Los locales -señalaron- crecen a pesar del contexto. “Traemos bultos cerrados por peso y casi todo se vende. El cliente viene con una captura de Shein en el celular y pregunta si lo tenemos. A veces está, otras no, pero siempre se lleva algo. Apuntamos a quienes no pueden pagar $150.000 por un jean”, explicó Camila, que abrió un tercer local bajo el nombre Alada, la etiqueta de lencería femenina del grupo familiar.

Por tiempo limitado

Antes de que proliferaran los locales fijos, el negocio del outlet ya tenía su propio circuito a través de formatos temporarios. Uno de los pioneros es el Luxury Outlet, organizado por Sergio Blanco, que desde 2009 reúne a más de 45 marcas de indumentaria y calzado en tres encuentros anuales -marzo, julio y octubre-. Con el tiempo -según Blanco-, el formato evolucionó: ya no es solo un espacio para saldos, sino que varias empresas producen líneas específicas para estos eventos, con costos más bajos y márgenes -en ocasiones- más altos. El stock -aseguró- acompaña el calendario del consumidor: en marzo conviven remanentes de verano con adelantos de invierno y en octubre ya aparece la colección estival.
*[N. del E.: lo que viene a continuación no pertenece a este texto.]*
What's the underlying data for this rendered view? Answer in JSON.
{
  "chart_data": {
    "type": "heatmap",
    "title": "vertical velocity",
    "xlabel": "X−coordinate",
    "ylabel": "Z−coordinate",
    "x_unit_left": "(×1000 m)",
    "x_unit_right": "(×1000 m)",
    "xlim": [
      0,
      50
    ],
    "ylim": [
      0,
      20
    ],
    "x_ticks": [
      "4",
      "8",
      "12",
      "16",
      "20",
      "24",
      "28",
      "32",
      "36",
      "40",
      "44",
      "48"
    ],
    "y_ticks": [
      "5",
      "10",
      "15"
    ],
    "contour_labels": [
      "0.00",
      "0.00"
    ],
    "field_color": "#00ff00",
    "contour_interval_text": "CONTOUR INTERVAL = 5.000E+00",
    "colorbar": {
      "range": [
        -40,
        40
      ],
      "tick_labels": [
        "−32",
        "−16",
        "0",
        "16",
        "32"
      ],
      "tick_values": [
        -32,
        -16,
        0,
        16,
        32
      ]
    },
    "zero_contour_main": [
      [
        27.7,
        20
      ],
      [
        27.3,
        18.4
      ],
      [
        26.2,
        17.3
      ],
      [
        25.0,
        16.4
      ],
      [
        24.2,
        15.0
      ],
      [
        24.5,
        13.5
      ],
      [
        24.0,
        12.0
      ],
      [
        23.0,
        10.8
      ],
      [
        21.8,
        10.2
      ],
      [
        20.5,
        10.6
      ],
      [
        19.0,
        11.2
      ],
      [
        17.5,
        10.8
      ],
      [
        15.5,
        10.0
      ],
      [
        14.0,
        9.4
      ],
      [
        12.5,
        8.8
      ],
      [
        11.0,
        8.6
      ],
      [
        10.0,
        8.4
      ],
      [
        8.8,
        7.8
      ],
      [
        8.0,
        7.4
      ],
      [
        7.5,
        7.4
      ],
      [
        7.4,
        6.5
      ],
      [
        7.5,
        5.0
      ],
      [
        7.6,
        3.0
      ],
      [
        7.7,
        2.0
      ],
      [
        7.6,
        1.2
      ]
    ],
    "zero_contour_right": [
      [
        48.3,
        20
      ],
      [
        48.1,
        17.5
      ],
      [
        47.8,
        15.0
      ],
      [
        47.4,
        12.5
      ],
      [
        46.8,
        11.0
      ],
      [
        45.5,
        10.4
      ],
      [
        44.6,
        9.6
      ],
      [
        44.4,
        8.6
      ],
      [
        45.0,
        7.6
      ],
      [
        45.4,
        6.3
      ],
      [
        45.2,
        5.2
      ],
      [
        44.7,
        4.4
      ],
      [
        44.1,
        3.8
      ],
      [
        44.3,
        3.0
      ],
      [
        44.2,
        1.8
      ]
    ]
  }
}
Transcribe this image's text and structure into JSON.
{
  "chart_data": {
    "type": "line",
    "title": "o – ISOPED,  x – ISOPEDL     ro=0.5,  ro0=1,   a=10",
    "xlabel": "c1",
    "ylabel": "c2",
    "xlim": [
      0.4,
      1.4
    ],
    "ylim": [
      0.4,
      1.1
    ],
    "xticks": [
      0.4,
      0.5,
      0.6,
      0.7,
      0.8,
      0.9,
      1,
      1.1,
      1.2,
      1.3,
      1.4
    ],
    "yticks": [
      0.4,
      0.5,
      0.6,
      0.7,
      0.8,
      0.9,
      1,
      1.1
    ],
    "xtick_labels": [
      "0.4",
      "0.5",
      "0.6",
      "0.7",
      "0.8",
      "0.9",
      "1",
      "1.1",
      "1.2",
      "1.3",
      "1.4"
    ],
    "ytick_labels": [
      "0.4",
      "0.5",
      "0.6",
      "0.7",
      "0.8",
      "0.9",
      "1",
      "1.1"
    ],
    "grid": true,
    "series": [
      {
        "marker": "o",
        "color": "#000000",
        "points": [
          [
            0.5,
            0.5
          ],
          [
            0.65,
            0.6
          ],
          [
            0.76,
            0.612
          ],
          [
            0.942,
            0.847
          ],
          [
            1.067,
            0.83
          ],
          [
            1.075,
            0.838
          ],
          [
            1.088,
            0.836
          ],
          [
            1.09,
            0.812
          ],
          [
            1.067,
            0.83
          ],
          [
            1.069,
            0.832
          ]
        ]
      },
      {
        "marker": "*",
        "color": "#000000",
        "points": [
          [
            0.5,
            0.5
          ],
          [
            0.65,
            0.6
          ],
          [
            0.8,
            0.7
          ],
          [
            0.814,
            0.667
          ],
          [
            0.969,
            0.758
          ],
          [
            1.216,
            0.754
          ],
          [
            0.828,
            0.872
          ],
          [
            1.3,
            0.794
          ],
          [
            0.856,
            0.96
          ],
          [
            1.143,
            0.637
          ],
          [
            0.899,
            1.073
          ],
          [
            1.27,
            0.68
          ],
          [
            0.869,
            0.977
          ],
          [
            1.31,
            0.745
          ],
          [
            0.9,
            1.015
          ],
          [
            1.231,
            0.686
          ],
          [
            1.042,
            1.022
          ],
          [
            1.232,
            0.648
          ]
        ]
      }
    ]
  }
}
“El outlet dejó de ser el lugar donde se liquida lo que sobra. Muchas marcas ya fabrican directamente para este canal, al igual que sucede en Estados Unidos. Hoy la unidad de negocio del outlet es una de las más rentables, porque tiene costos mucho más bajos. Los puntos de venta full price, por el contrario, son más costosos porque las locaciones son más costosas, tienen más empleados, más decoración y mayor carga arquitectónica”, explicó Blanco.

En paralelo, Re!Outlet, el formato itinerante organizado por IRSA, se consolidó como otro jugador del segmento. Su primera edición fue en febrero de 2025, en La Rural, y desde entonces la empresa proyecta al menos tres ferias por año en distintas locaciones.

“Vemos un consumidor mucho más racional, que busca oportunidades concretas sin resignar marcas ni calidad. En ese contexto, formatos como Re!Outlet ganan relevancia: permiten acceder a primeras marcas con descuentos fuertes, en un entorno cuidado para el consumidor: de fácil acceso, con experiencias gastronómicas y de entretenimiento que complementan el paseo. Re!Outlet no compite con los shoppings, sino que complementa el ecosistema, atendiendo momentos y públicos distintos, y ofreciendo a las marcas una vía eficiente para liquidar stock y ampliar su alcance”, explicó Gastón Manganiello, chief marketing officer del grupo.